L’amendement du régime électoral aurait dû, lui aussi, être conçu sur une base provisoire et limitée aux seules dispositions affectant directement l’élection présidentielle. Mais au-delà de cette observation, il y a lieu d’admettre que la refonte du régime électoral proposée, a globalement atteint les buts qui lui étaient assignés : celui de neutraliser les interférences politiques sur le processus électoral par une mise à l’écart du gouvernement et, en particulier, le ministère de l’Intérieur, qui n’est rien d’autre que son bras armé en matière de tricherie politique et de fraude électorale ; celui d’exclure l’appareil administratif, à travers les walis, de la gestion et de la conduite du processus électoral dans l’intégrité de son déroulement ; celui de la dépossession des élus locaux illégitimes de toutes leurs attributions toxiques en matière électorale ; et enfin, celui de tarir le régime électoral, dans des proportions appréciables, des sources de la fraude électorale.

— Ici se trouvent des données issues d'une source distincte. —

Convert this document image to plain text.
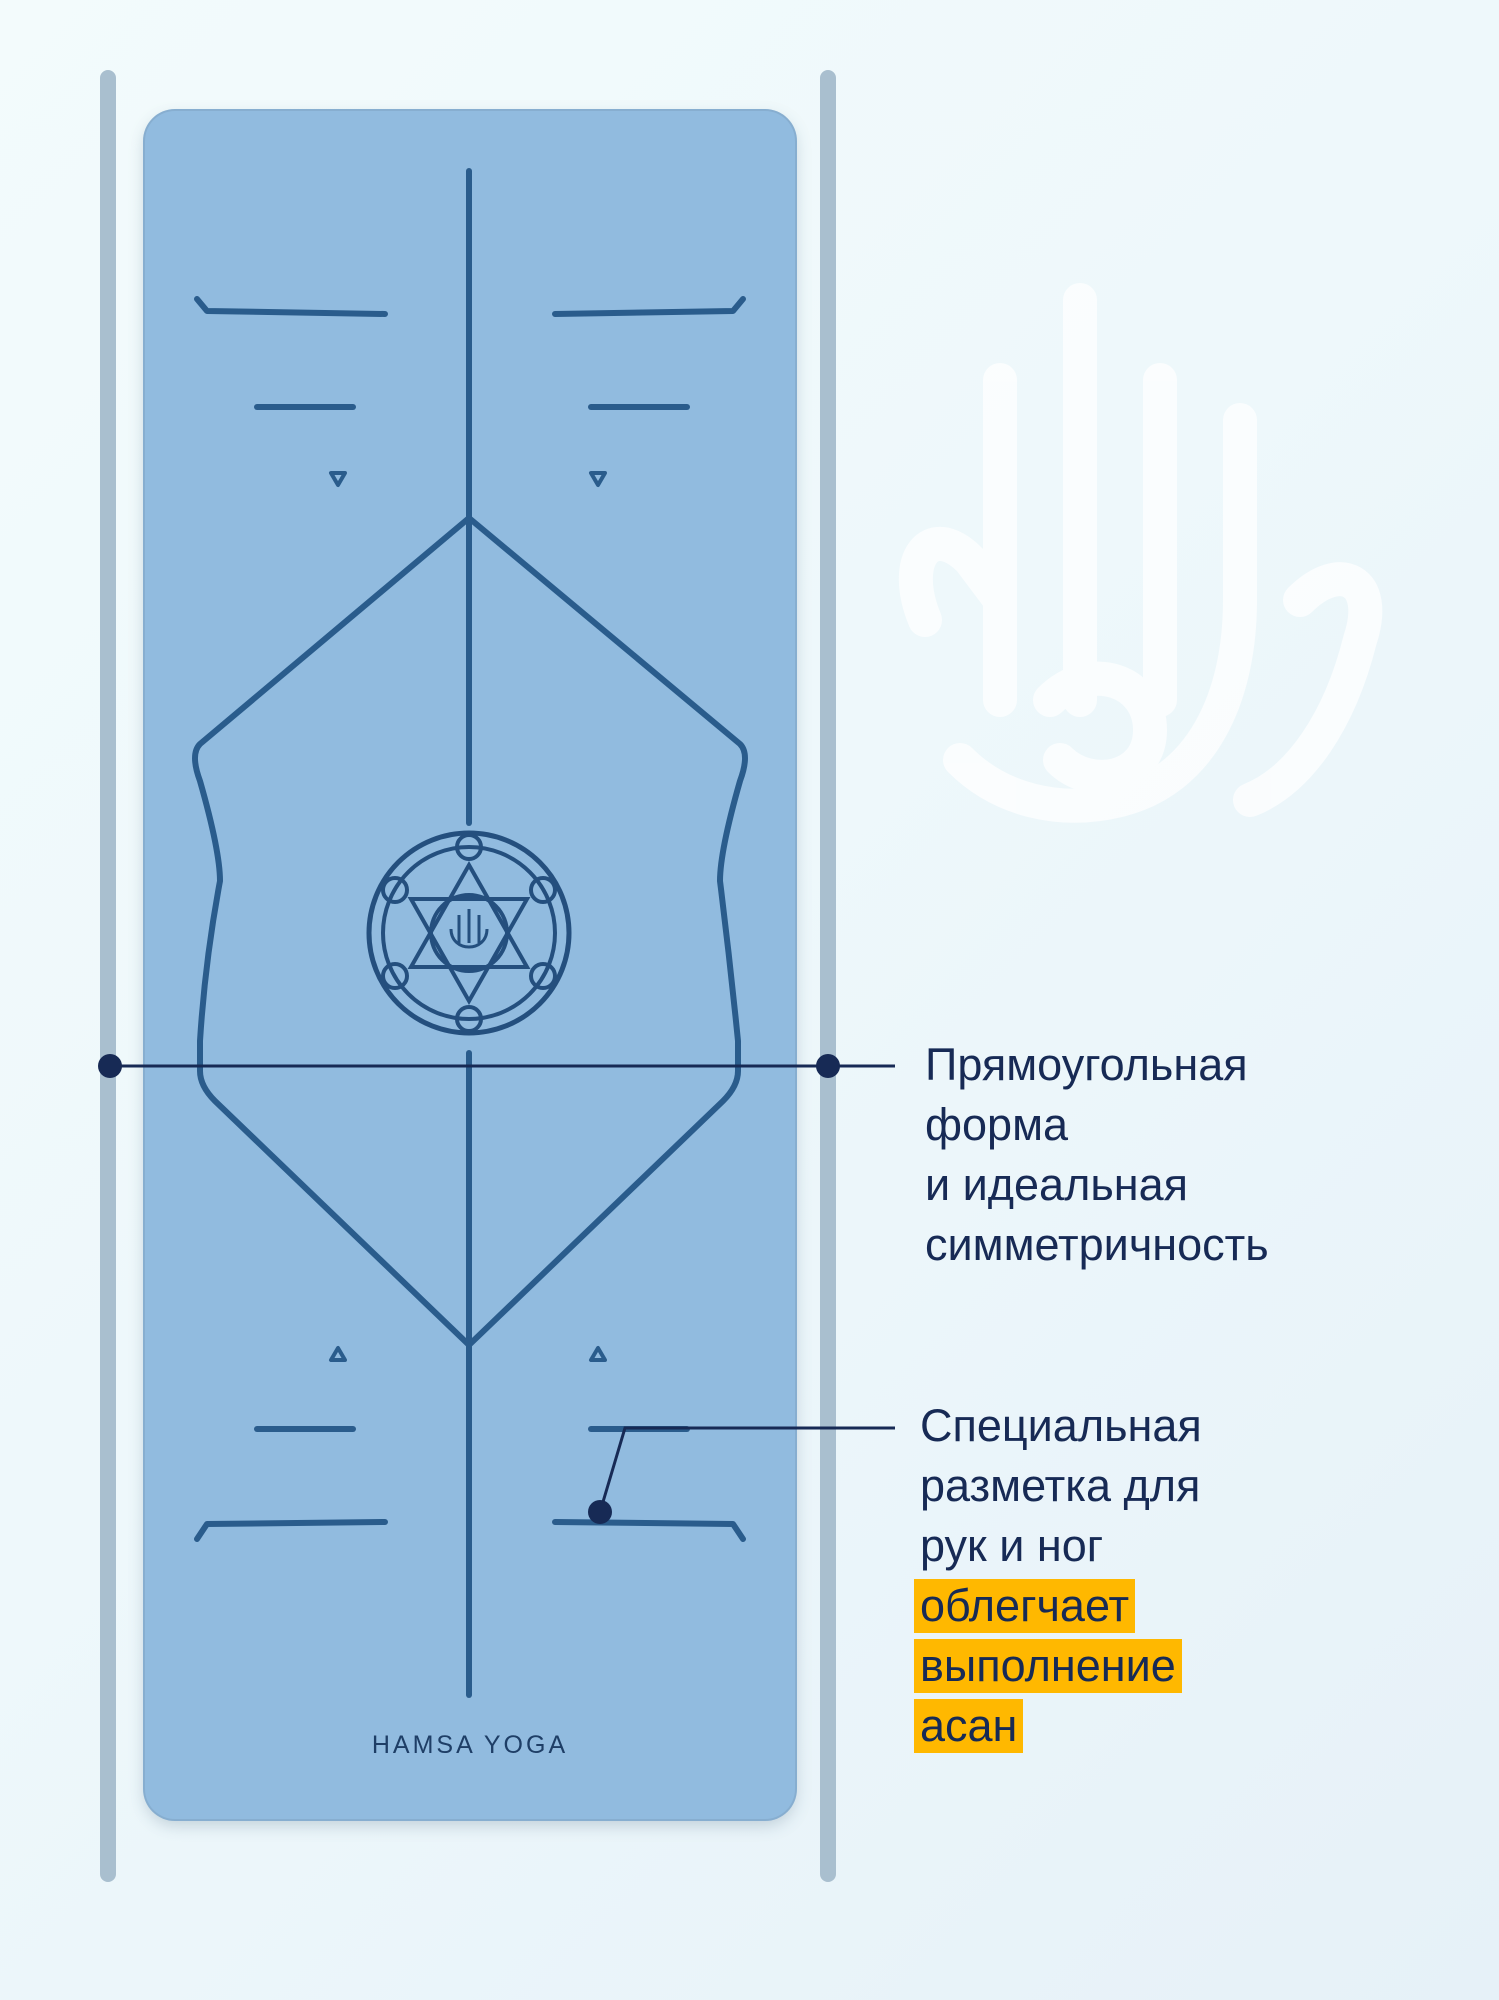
HAMSA YOGA
Прямоугольная
форма
и идеальная
симметричность
Специальная
разметка для
рук и ног
облегчает
выполнение
асан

Appréhendées complémentairement, la création de l’Autorité indépendante et la refonte du régime électoral ne peuvent  évidemment pas prétendre avoir donné le coup de grâce à la tricherie politique et la fraude électorale. Cela ne peut raisonnablement être l’affaire de quelques jours ou de quelques semaines et de mesures ou de dispositions prises sous le sceau de l’urgence. Cet enjeu est partie intégrante du vaste chantier de la moralisation de la vie publique que les futures institutions légitimes du pays  ne manqueront pas d’ouvrir comme tâche prioritaire de l’œuvre  globale de rupture et de changement.
Mais dans le même temps, il serait profondément injuste de ne pas reconnaître que la création de l’Autorité indépendante et la refonte du régime électoral ont introduit de véritables bouleversements dans la pratique électorale nationale. La manifestation de ces bouleversements est d’une parfaite clarté. L’Autorité indépendante est désormais maîtresse de l’intégralité du processus électoral dans sa préparation et  son organisation, comme dans son contrôle. Celle-ci a entre ses propres mains les moyens de son indépendance. Les compétences électorales, autrefois dévolues à l’appareil politico-administratif qui en usait et abusait à sa guise, ne relèvent plus de son ressort. De couverture légale à la tricherie politique et à la fraude électorale, le régime électoral largement remanié peut, enfin, encadrer des élections libres, transparentes et crédibles.
Mais aussi prometteur qu’il soit, ce dispositif ne vaudra que par l’étoffe des femmes et des hommes auxquels sera confiée la mission déterminante de sa mise en place, de sa gestion et de sa conduite. De ce point de vue là, la présidence de l’Autorité indépendante, ainsi que la composition de son conseil, auront valeur de test décisif. Elles ont, à elles seules, le pouvoir de donner un surcroît de crédit à ce dispositif prometteur et de l’entourer de la nécessaire confiance ou d’alimenter à son propos les doutes et les suspicions et le condamner ainsi, avant même sa naissance, à n’être rien d’autre qu’une occasion manquée.
L’horizon semble se dégager. Les perspectives s’ouvrent. L’impasse n’apparaît plus comme insurmontable. Jamais notre pays n’a été aussi proche de la sortie de crise. Et jamais, l’élection présidentielle n’est apparue aussi propice à cette sortie de crise. L’enjeu, tout l’enjeu, est de savoir et de pouvoir transformer cette occasion précieuse en chance pour notre pays.
A. B.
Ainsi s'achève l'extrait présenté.